Frère Bruno: «Le propre de la communauté selon Saint-Benoît c’est que les hôtes n’y manquent jamais et que toute personne soit reçue chez nous comme le Christ»

Frère Bruno: «Le propre de la communauté selon Saint-Benoît c’est que les hôtes n’y manquent jamais et que toute personne soit reçue chez nous comme le Christ»

Frère Bruno, quand la messe est dite, tout est réglé ?

C’est là que ça commence, on va au boulot ! Une fois par semaine je lave le linge sale de la famille, les autres jours je vais au magasin et je donne une heure de cours aux novices.

Mieux vaut-il s’adresser au bon dieu qu’à ses saints ?

Quand on s’adresse à ses saints c’est au bon Dieu qu’on s’adresse, c’est justement parce qu’ils sont près du bon Dieu qu’ils sont saints. C’est donc pareil …et Dieu n’est pas jaloux !

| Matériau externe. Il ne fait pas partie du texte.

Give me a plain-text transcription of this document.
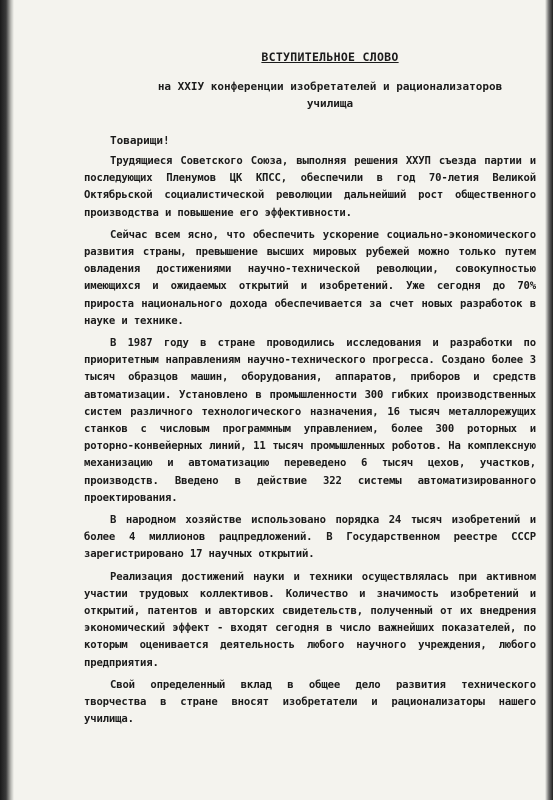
ВСТУПИТЕЛЬНОЕ СЛОВО
на XXIУ конференции изобретателей и рационализаторов
училища
Товарищи!

Трудящиеся Советского Союза, выполняя решения XXУП съезда партии и последующих Пленумов ЦК КПСС, обеспечили в год 70-летия Великой Октябрьской социалистической революции дальнейший рост общественного производства и повышение его эффективности.

Сейчас всем ясно, что обеспечить ускорение социально-экономического развития страны, превышение высших мировых рубежей можно только путем овладения достижениями научно-технической революции, совокупностью имеющихся и ожидаемых открытий и изобретений. Уже сегодня до 70% прироста национального дохода обеспечивается за счет новых разработок в науке и технике.

В 1987 году в стране проводились исследования и разработки по приоритетным направлениям научно-технического прогресса. Создано более 3 тысяч образцов машин, оборудования, аппаратов, приборов и средств автоматизации. Установлено в промышленности 300 гибких производственных систем различного технологического назначения, 16 тысяч металлорежущих станков с числовым программным управлением, более 300 роторных и роторно-конвейерных линий, 11 тысяч промышленных роботов. На комплексную механизацию и автоматизацию переведено 6 тысяч цехов, участков, производств. Введено в действие 322 системы автоматизированного проектирования.

В народном хозяйстве использовано порядка 24 тысяч изобретений и более 4 миллионов рацпредложений. В Государственном реестре СССР зарегистрировано 17 научных открытий.

Реализация достижений науки и техники осуществлялась при активном участии трудовых коллективов. Количество и значимость изобретений и открытий, патентов и авторских свидетельств, полученный от их внедрения экономический эффект - входят сегодня в число важнейших показателей, по которым оценивается деятельность любого научного учреждения, любого предприятия.

Свой определенный вклад в общее дело развития технического творчества в стране вносят изобретатели и рационализаторы нашего училища.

N’êtes-vous pas communautariste ?

Le propre de la communauté selon Saint-Benoît c’est que les hôtes n’y manquent jamais et que toute personne soit reçue chez nous comme le Christ.

Au nouvel an faites-vous de nouveaux vœux ?

On ne cesse jamais de renouveler les vœux qu’on fait pour les autres, sans attendre le nouvel an. Tous les jours nous prions pour tout le monde, pour la paix, pour l’entente des hommes entre eux.

Vous êtes un homme d’ordre ?

Sur l’arbre bénédictin nous sommes la branche cistercienne, née au XIIème siècle. Notre projet est de revenir au travail manuel pour les moines, ce qui s’était un peu perdu, et de sortir des compromissions avec le pouvoir féodal.

L’âge de la retraite c’est 20 ans ou 60 ans ?

Je suis en retraite depuis l’âge de 38 ans. Notre façon d’être en retraite, c’est de recevoir et de travailler pour contribuer au bien commun et nous aider à recevoir nos prochains. Nous ne vivons pas de subventions.

Le jeudi de l’Ascension descendez-vous en ville ou randonnez-vous sur les hauteurs ?

On prie ! En anecdote, lorsque j’avais 2 ans, le jour de l’Ascension, j’ai fait une chute d’un étage, chez mes parents, une coïncidence qui a beaucoup fait rire l’interne de garde, beaucoup moins mes parents. C’est pour moi une occasion de rendre grâce, puisque je suis toujours là.

Êtes-vous un homme de parole ?

Oui, il paraît même que quelquefois je parle trop longtemps, ce que m’ont dit mes frères après mon dernier sermon. La parole est essentielle, d’où l’importance que nous accordons aussi au silence, qui permet de donner tout son poids à la parole. Nous avons la parole du Christ et nous avons à la transmettre.

Êtes-vous plutôt fromage ou dessert ?

Malheureusement la faculté de médecine me persécute, je n’ai pas le droit au fromage, alors que nous en produisons 400 Kg tous les jours. Mes frères, eux, ont cette chance et ne s’en privent pas.